Rozdział 25
- Klaus, nie mam teraz czasu- powiedziałam wyswobadzając się z jego ramion.
- Eh, gdzie się tak śpieszysz Love? - zapytał, siadając na łóżku i przyglądając mi się jak grzebie w ubraniach.
- Obiecałam Matt'owi, że mu w czymś pomogę - skłamałam.
Nie miejcie pretensji!
Jakbym mu powiedziała prawdę, to by mnie chyba zabił!
- Sam sobie nie poradzi? - zapytał z kpiną.
- Nik, to mój przyjaciel i nie odmówię mu pomocy! - powiedziałam patrząc na niego poważnie.
- Niech będzie- stwierdził niezadowolony.
- Ale potem cię już nigdzie nie wypuszczę- powiedział całując mnie w szyje.
- Oczywiście - odwróciłam się i pocałowałam go w usta.
- Ale teraz, daj mi się przygotować- odsunęłam się.
- No dobra, jeśli czegoś będziesz potrzebować, jestem u siebie- powiedział i wyszedł.
Po chwili namysłu, w końcu wybrałam strój, więc poszłam się lekko odświeżyć i poprawić makijaż.
Ubrałam się w to:
( wybaczcie za zdj)
Po wyjściu, poszłam zerknąć na godzinę, i jak się okazało, jest czternasta trzydzieści, więc wzięłam torebkę i zeszłam na dół.
- A ty gdzie? - zapytał Kol, a Elijah spojrzał na mnie pytająco.
Ah no tak, zapomniałam wspomnieć, że nadal jestem na niego zła za wczoraj, ale nie już tak bardzo.
Przechodzi mi.
- Matt dzwonił i prosił, żebym mu w czymś pomogła.
A po za tym, jak książka? - zapytałam zabijając go wzrokiem.
- Świetna - wyszczerzył się bezczelnie.
- O czymś nie wiemy? - zapytała Bex.
- Nieważne- powiedziałam dalej mordując Kol'a.
- Okej... - powiedziała.
- Dobra, ja muszę już iść.
Do potem- powiedziałam i wyszłam.
Dziesięć minut później byłam już przed lasem.
Po wyjściu i zamknięciu auta, udałam się w jego głąb.
Po kilku krokach usłyszałam jak szeleszczą za mną liście.

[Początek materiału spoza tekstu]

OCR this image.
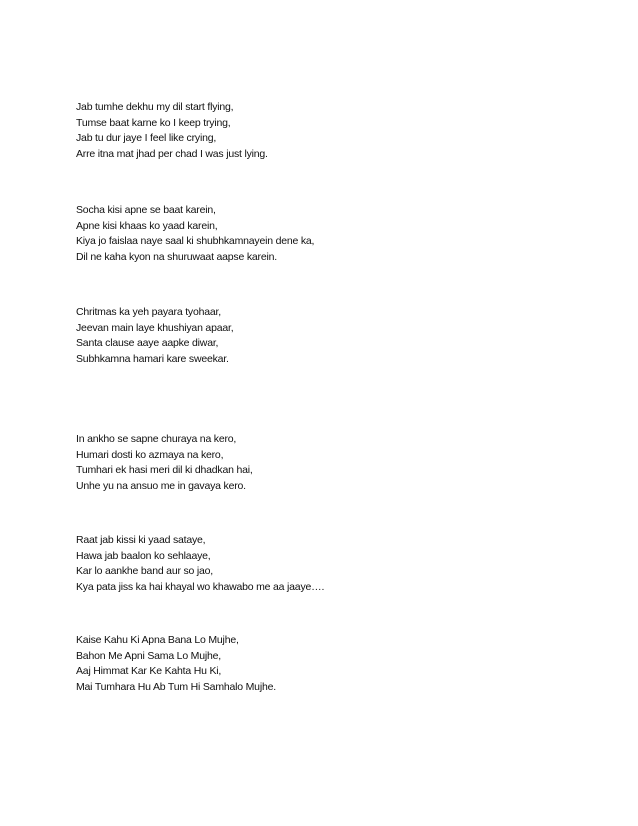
Jab tumhe dekhu my dil start flying,
Tumse baat karne ko I keep trying,
Jab tu dur jaye I feel like crying,
Arre itna mat jhad per chad I was just lying.
Socha kisi apne se baat karein,
Apne kisi khaas ko yaad karein,
Kiya jo faislaa naye saal ki shubhkamnayein dene ka,
Dil ne kaha kyon na shuruwaat aapse karein.
Chritmas ka yeh payara tyohaar,
Jeevan main laye khushiyan apaar,
Santa clause aaye aapke diwar,
Subhkamna hamari kare sweekar.
In ankho se sapne churaya na kero,
Humari dosti ko azmaya na kero,
Tumhari ek hasi meri dil ki dhadkan hai,
Unhe yu na ansuo me in gavaya kero.
Raat jab kissi ki yaad sataye,
Hawa jab baalon ko sehlaaye,
Kar lo aankhe band aur so jao,
Kya pata jiss ka hai khayal wo khawabo me aa jaaye….
Kaise Kahu Ki Apna Bana Lo Mujhe,
Bahon Me Apni Sama Lo Mujhe,
Aaj Himmat Kar Ke Kahta Hu Ki,
Mai Tumhara Hu Ab Tum Hi Samhalo Mujhe.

- Hello, tęskniłaś? - usłyszałam za sobą doskonale znany mi głos.
-Nie, było tak dobrze dopóki się nie pojawiłaś- stwierdziłam złośliwie, odwracając się i stojąc twarzą w twarz z Katherine Pierce.
- Jak zawsze w humorze- stwierdziła.
- Nie no, brakowało mi cię zołzo- powiedziałam przytulając ją.
- No wiadomo- odwzajemniła uścisk.
- Gdzieś ty się podziewała?! - zapytałam, kiedy już ją puściłam.
- Tu i tam, bo wiesz... twój chłoptaś, raczej nie pała do mnie miłością- zachichotała.
- No coś ty, on cię wprost uwielbia- parsknęłyśmy obydwie śmiechem.
- Oczywiście, i to uwielbienie okazuje mi tak, że chce mnie zabić- znowu zaczęłyśmy się śmiać.
- Będzie musiał, cię jakoś zaakceptować, bo nie pozwolę mu cię zabić- stwierdziłam.
- A tak w ogóle, skąd wiesz, że jesteśmy parą? - zapytałam z zaciekawieniem.
-A...a...a- pokazała na usta i zamknęła je na klucz.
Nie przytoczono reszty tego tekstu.